By Kathy Valin · June 3rd, 2010 · Fringe

Critic's Pick

Director Michael Burke of paperStrangers performance group uses a cast of six and two life-sized puppet dolls in this intense, befeathered, modern-flavored restaging of Medea, the 2,400-year-old Greek drama by Euripides in which a vengeful woman horribly murders her own children. As the title character, protagonist Melissa Fenton is of course very tightly wound. This beautiful and unspeakably resourceful woman, clad in an immaculate white wedding gown covered in white feathers, has been unforgivably wounded by her husband Jason, he of Golden Fleece fame.

Played by Kellen York, Jason is a handsome cad, clad in black with his hair slicked back. He takes it as his right to cast off the barbarian Medea, who's helped make him the hero he is. In fact, he's determined to replace her by marrying the young Glauce, royal daughter of Creon, the ruler of Corinth.

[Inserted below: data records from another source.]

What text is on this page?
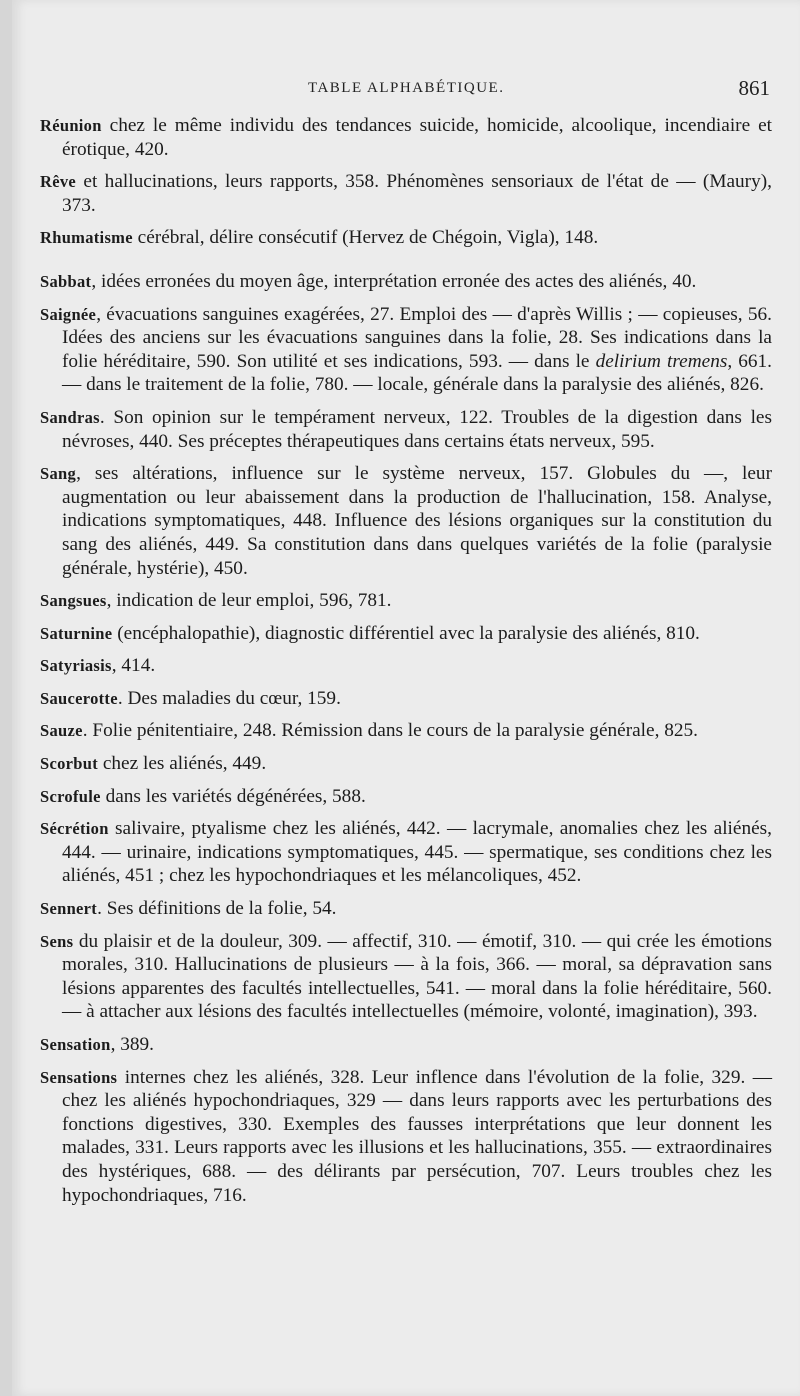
TABLE ALPHABÉTIQUE.	861

Réunion chez le même individu des tendances suicide, homicide, alcoolique, incendiaire et érotique, 420.

Rêve et hallucinations, leurs rapports, 358. Phénomènes sensoriaux de l'état de — (Maury), 373.

Rhumatisme cérébral, délire consécutif (Hervez de Chégoin, Vigla), 148.

Sabbat, idées erronées du moyen âge, interprétation erronée des actes des aliénés, 40.

Saignée, évacuations sanguines exagérées, 27. Emploi des — d'après Willis ; — copieuses, 56. Idées des anciens sur les évacuations sanguines dans la folie, 28. Ses indications dans la folie héréditaire, 590. Son utilité et ses indications, 593. — dans le delirium tremens, 661. — dans le traitement de la folie, 780. — locale, générale dans la paralysie des aliénés, 826.

Sandras. Son opinion sur le tempérament nerveux, 122. Troubles de la digestion dans les névroses, 440. Ses préceptes thérapeutiques dans certains états nerveux, 595.

Sang, ses altérations, influence sur le système nerveux, 157. Globules du —, leur augmentation ou leur abaissement dans la production de l'hallucination, 158. Analyse, indications symptomatiques, 448. Influence des lésions organiques sur la constitution du sang des aliénés, 449. Sa constitution dans dans quelques variétés de la folie (paralysie générale, hystérie), 450.

Sangsues, indication de leur emploi, 596, 781.

Saturnine (encéphalopathie), diagnostic différentiel avec la paralysie des aliénés, 810.

Satyriasis, 414.

Saucerotte. Des maladies du cœur, 159.

Sauze. Folie pénitentiaire, 248. Rémission dans le cours de la paralysie générale, 825.

Scorbut chez les aliénés, 449.

Scrofule dans les variétés dégénérées, 588.

Sécrétion salivaire, ptyalisme chez les aliénés, 442. — lacrymale, anomalies chez les aliénés, 444. — urinaire, indications symptomatiques, 445. — spermatique, ses conditions chez les aliénés, 451 ; chez les hypochondriaques et les mélancoliques, 452.

Sennert. Ses définitions de la folie, 54.

Sens du plaisir et de la douleur, 309. — affectif, 310. — émotif, 310. — qui crée les émotions morales, 310. Hallucinations de plusieurs — à la fois, 366. — moral, sa dépravation sans lésions apparentes des facultés intellectuelles, 541. — moral dans la folie héréditaire, 560. — à attacher aux lésions des facultés intellectuelles (mémoire, volonté, imagination), 393.

Sensation, 389.

Sensations internes chez les aliénés, 328. Leur inflence dans l'évolution de la folie, 329. — chez les aliénés hypochondriaques, 329 — dans leurs rapports avec les perturbations des fonctions digestives, 330. Exemples des fausses interprétations que leur donnent les malades, 331. Leurs rapports avec les illusions et les hallucinations, 355. — extraordinaires des hystériques, 688. — des délirants par persécution, 707. Leurs troubles chez les hypochondriaques, 716.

We might have guessed that this wouldn't sit well with Medea. It's from this starting point that the power of Fenton’s performance takes bloom. Her face, knotted in fury or contorted in a silent scream, reveals the depth of her humiliation at the injustice that's befallen her. As she expresses her inner thoughts and then plots and executes her abhorrent revenge, it seems that we're meant to understand, if not remotely forgive, her actions.

Jason wishes there was another way to father children than with a woman. He insists that Medea was a fool not to take his offer to remain in place as his mistress. His callous observation don't make matters better. “You don’t know when you are well off,” he cruelly assesses.

More white feathers decorate an imaginatively costumed chorus of four (who greet patrons at the door with silent, mask-like grins), played by Scarlett Redmond, Amanda Meyer, Ryan Mullins and Chris Ziegler. Each has his/her own distinctive look and way of moving (taking tiny steps on demi-pointe, swiveling through hips, staggering). The group unites to intone commentary and occasionally one or the other steps into the action to play a role when the plot demands.

The production, presented in the lofty but spare Duveneck 2 space in the 1200 block of Vine Street, is faithful to the Greek-style proscenium framing of the performance space and also periodically employs an effective video backdrop, from which the children/puppet/dolls are initially suspended, and sound design by Burke, who also is credited with costume, lighting and scenic design. Stage Manager was Megyn Norbut.

The most staggering moment in the production is a true coup de théatre. In Greek drama, it wasn't thought suitable to show audiences a killing, so characters were offed behind scenes (with suitable sound effects).

But Burke has Medea eviscerate her two boys, puppets though they be, onstage in a manner that must be seen to give full effect. In the play’s concluding moments, when a devastated Jason comes upon the scene and wishes only to touch his dead sons one last time, she snatches them away and leaves him wailing to Zeus. To her Jason was a monster, after all, and she deserved better. She’s done what was necessary to crush him.

A note in the program from Burke indicates that his curiosity regarding Medea’s nature, usually caricatured as heartless and evil, drove him to create his adaptation. His hope was that this “truly modern woman” would entice the audience “under Medea’s skin, to her flesh, blood, love and fury.” It's fair to say that his intimate and powerful rendition has delivered a starkly revealing, if sometimes overwhelming, portrait of a woman driven to madness.